En el marco del Día de los Pueblos Indígenas 2026, la partería indígena se reivindica como una práctica ancestral que defiende la vida y la naturaleza. Antes de que un recién nacido respire por primera vez, una partera indígena ya ha leído el territorio: ha observado la luna, reconocido las plantas medicinales que aliviarán a la madre y convocado el conocimiento ancestral de su comunidad.

Esta tradición milenaria, presente en comunidades de Ecuador y toda la región andina, representa un vínculo profundo entre la salud, la espiritualidad y el respeto por el entorno natural. Las parteras indígenas han preservado durante generaciones saberes sobre plantas medicinales, técnicas de parto y cuidados maternos que la medicina moderna redescubre cada vez con mayor interés.

Organizaciones internacionales y movimientos indígenas destacan la importancia de proteger y visibilizar estas prácticas frente a la pérdida de biodiversidad y el avance de modelos de salud homogeneizadores.

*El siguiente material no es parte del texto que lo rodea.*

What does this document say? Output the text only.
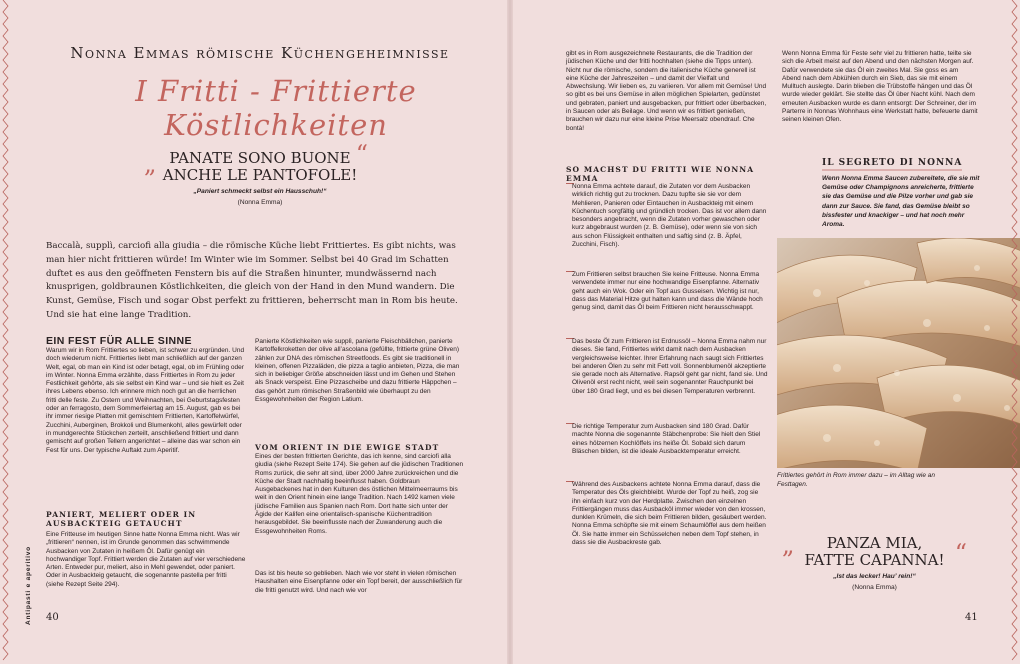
Nonna Emmas römische Küchengeheimnisse
I Fritti - Frittierte Köstlichkeiten
„	“
PANATE SONO BUONE
ANCHE LE PANTOFOLE!
„Paniert schmeckt selbst ein Hausschuh!“
(Nonna Emma)
Baccalà, supplì, carciofi alla giudia – die römische Küche liebt Frittiertes. Es gibt nichts, was man hier nicht frittieren würde! Im Winter wie im Sommer. Selbst bei 40 Grad im Schatten duftet es aus den geöffneten Fenstern bis auf die Straßen hinunter, mundwässernd nach knusprigen, goldbraunen Köstlichkeiten, die gleich von der Hand in den Mund wandern. Die Kunst, Gemüse, Fisch und sogar Obst perfekt zu frittieren, beherrscht man in Rom bis heute. Und sie hat eine lange Tradition.
EIN FEST FÜR ALLE SINNE
Warum wir in Rom Frittiertes so lieben, ist schwer zu ergründen. Und doch wiederum nicht. Frittiertes liebt man schließlich auf der ganzen Welt, egal, ob man ein Kind ist oder betagt, egal, ob im Frühling oder im Winter. Nonna Emma erzählte, dass Frittiertes in Rom zu jeder Festlichkeit gehörte, als sie selbst ein Kind war – und sie hielt es Zeit ihres Lebens ebenso. Ich erinnere mich noch gut an die herrlichen fritti delle feste. Zu Ostern und Weihnachten, bei Geburtstagsfesten oder an ferragosto, dem Sommerfeiertag am 15. August, gab es bei ihr immer riesige Platten mit gemischtem Frittierten, Kartoffelwürfel, Zucchini, Auberginen, Brokkoli und Blumenkohl, alles gewürfelt oder in mundgerechte Stückchen zerteilt, anschließend frittiert und dann gemischt auf großen Tellern angerichtet – alleine das war schon ein Fest für uns. Der typische Auftakt zum Aperitif.
PANIERT, MELIERT ODER IN AUSBACKTEIG GETAUCHT
Eine Fritteuse im heutigen Sinne hatte Nonna Emma nicht. Was wir „frittieren“ nennen, ist im Grunde genommen das schwimmende Ausbacken von Zutaten in heißem Öl. Dafür genügt ein hochwandiger Topf. Frittiert werden die Zutaten auf vier verschiedene Arten. Entweder pur, meliert, also in Mehl gewendet, oder paniert. Oder in Ausbackteig getaucht, die sogenannte pastella per fritti (siehe Rezept Seite 294).
Panierte Köstlichkeiten wie supplì, panierte Fleischbällchen, panierte Kartoffelkroketten der olive all’ascolana (gefüllte, frittierte grüne Oliven) zählen zur DNA des römischen Streetfoods. Es gibt sie traditionell in kleinen, offenen Pizzaläden, die pizza a taglio anbieten, Pizza, die man sich in beliebiger Größe abschneiden lässt und im Gehen und Stehen als Snack verspeist. Eine Pizzascheibe und dazu frittierte Häppchen – das gehört zum römischen Straßenbild wie überhaupt zu den Essgewohnheiten der Region Latium.
VOM ORIENT IN DIE EWIGE STADT
Eines der besten frittierten Gerichte, das ich kenne, sind carciofi alla giudia (siehe Rezept Seite 174). Sie gehen auf die jüdischen Traditionen Roms zurück, die sehr alt sind, über 2000 Jahre zurückreichen und die Küche der Stadt nachhaltig beeinflusst haben. Goldbraun Ausgebackenes hat in den Kulturen des östlichen Mittelmeerraums bis weit in den Orient hinein eine lange Tradition. Nach 1492 kamen viele jüdische Familien aus Spanien nach Rom. Dort hatte sich unter der Ägide der Kalifen eine orientalisch-spanische Küchentradition herausgebildet. Sie beeinflusste nach der Zuwanderung auch die Essgewohnheiten Roms.
Das ist bis heute so geblieben. Nach wie vor steht in vielen römischen Haushalten eine Eisenpfanne oder ein Topf bereit, der ausschließlich für die fritti genutzt wird. Und nach wie vor
Antipasti e aperitivo 40
gibt es in Rom ausgezeichnete Restaurants, die die Tradition der jüdischen Küche und der fritti hochhalten (siehe die Tipps unten). Nicht nur die römische, sondern die italienische Küche generell ist eine Küche der Jahreszeiten – und damit der Vielfalt und Abwechslung. Wir lieben es, zu variieren. Vor allem mit Gemüse! Und so gibt es bei uns Gemüse in allen möglichen Spielarten, gedünstet und gebraten, paniert und ausgebacken, pur frittiert oder überbacken, in Saucen oder als Beilage. Und wenn wir es frittiert genießen, brauchen wir dazu nur eine kleine Prise Meersalz obendrauf. Che bontà!
SO MACHST DU FRITTI WIE NONNA EMMA
Nonna Emma achtete darauf, die Zutaten vor dem Ausbacken wirklich richtig gut zu trocknen. Dazu tupfte sie sie vor dem Mehlieren, Panieren oder Eintauchen in Ausbackteig mit einem Küchentuch sorgfältig und gründlich trocken. Das ist vor allem dann besonders angebracht, wenn die Zutaten vorher gewaschen oder kurz abgebraust wurden (z. B. Gemüse), oder wenn sie von sich aus schon Flüssigkeit enthalten und saftig sind (z. B. Äpfel, Zucchini, Fisch).
Zum Frittieren selbst brauchen Sie keine Fritteuse. Nonna Emma verwendete immer nur eine hochwandige Eisenpfanne. Alternativ geht auch ein Wok. Oder ein Topf aus Gusseisen. Wichtig ist nur, dass das Material Hitze gut halten kann und dass die Wände hoch genug sind, damit das Öl beim Frittieren nicht herausschwappt.
Das beste Öl zum Frittieren ist Erdnussöl – Nonna Emma nahm nur dieses. Sie fand, Frittiertes wirkt damit nach dem Ausbacken vergleichsweise leichter. Ihrer Erfahrung nach saugt sich Frittiertes bei anderen Ölen zu sehr mit Fett voll. Sonnenblumenöl akzeptierte sie gerade noch als Alternative. Rapsöl geht gar nicht, fand sie. Und Olivenöl erst recht nicht, weil sein sogenannter Rauchpunkt bei über 180 Grad liegt, und es bei diesen Temperaturen verbrennt.
Die richtige Temperatur zum Ausbacken sind 180 Grad. Dafür machte Nonna die sogenannte Stäbchenprobe: Sie hielt den Stiel eines hölzernen Kochlöffels ins heiße Öl. Sobald sich darum Bläschen bilden, ist die ideale Ausbacktemperatur erreicht.
Während des Ausbackens achtete Nonna Emma darauf, dass die Temperatur des Öls gleichbleibt. Wurde der Topf zu heiß, zog sie ihn einfach kurz von der Herdplatte. Zwischen den einzelnen Frittiergängen muss das Ausbacköl immer wieder von den krossen, dunklen Krümeln, die sich beim Frittieren bilden, gesäubert werden. Nonna Emma schöpfte sie mit einem Schaumlöffel aus dem heißen Öl. Sie hatte immer ein Schüsselchen neben dem Topf stehen, in dass sie die Ausbackreste gab.
Wenn Nonna Emma für Feste sehr viel zu frittieren hatte, teilte sie sich die Arbeit meist auf den Abend und den nächsten Morgen auf. Dafür verwendete sie das Öl ein zweites Mal. Sie goss es am Abend nach dem Abkühlen durch ein Sieb, das sie mit einem Mulltuch auslegte. Darin blieben die Trübstoffe hängen und das Öl wurde wieder geklärt. Sie stellte das Öl über Nacht kühl. Nach dem erneuten Ausbacken wurde es dann entsorgt: Der Schreiner, der im Parterre in Nonnas Wohnhaus eine Werkstatt hatte, befeuerte damit seinen kleinen Ofen.
IL SEGRETO DI NONNA
Wenn Nonna Emma Saucen zubereitete, die sie mit Gemüse oder Champignons anreicherte, frittierte sie das Gemüse und die Pilze vorher und gab sie dann zur Sauce. Sie fand, das Gemüse bleibt so bissfester und knackiger – und hat noch mehr Aroma.
Frittiertes gehört in Rom immer dazu – im Alltag wie an Festtagen.
„	“
PANZA MIA,
FATTE CAPANNA!
„Ist das lecker! Hau’ rein!“
(Nonna Emma)
41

La partería indígena no solo atiende el nacimiento, sino que fortalece la identidad cultural y el papel de las mujeres como guardianas del conocimiento comunitario.

En Ecuador, donde conviven numerosas nacionalidades indígenas, la revalorización de la partería ancestral cobra especial relevancia en el debate sobre interculturalidad en salud. Se espera que las celebraciones de este año impulsen políticas públicas que reconozcan y financien estos saberes tradicionales como parte integral del sistema de salud del país.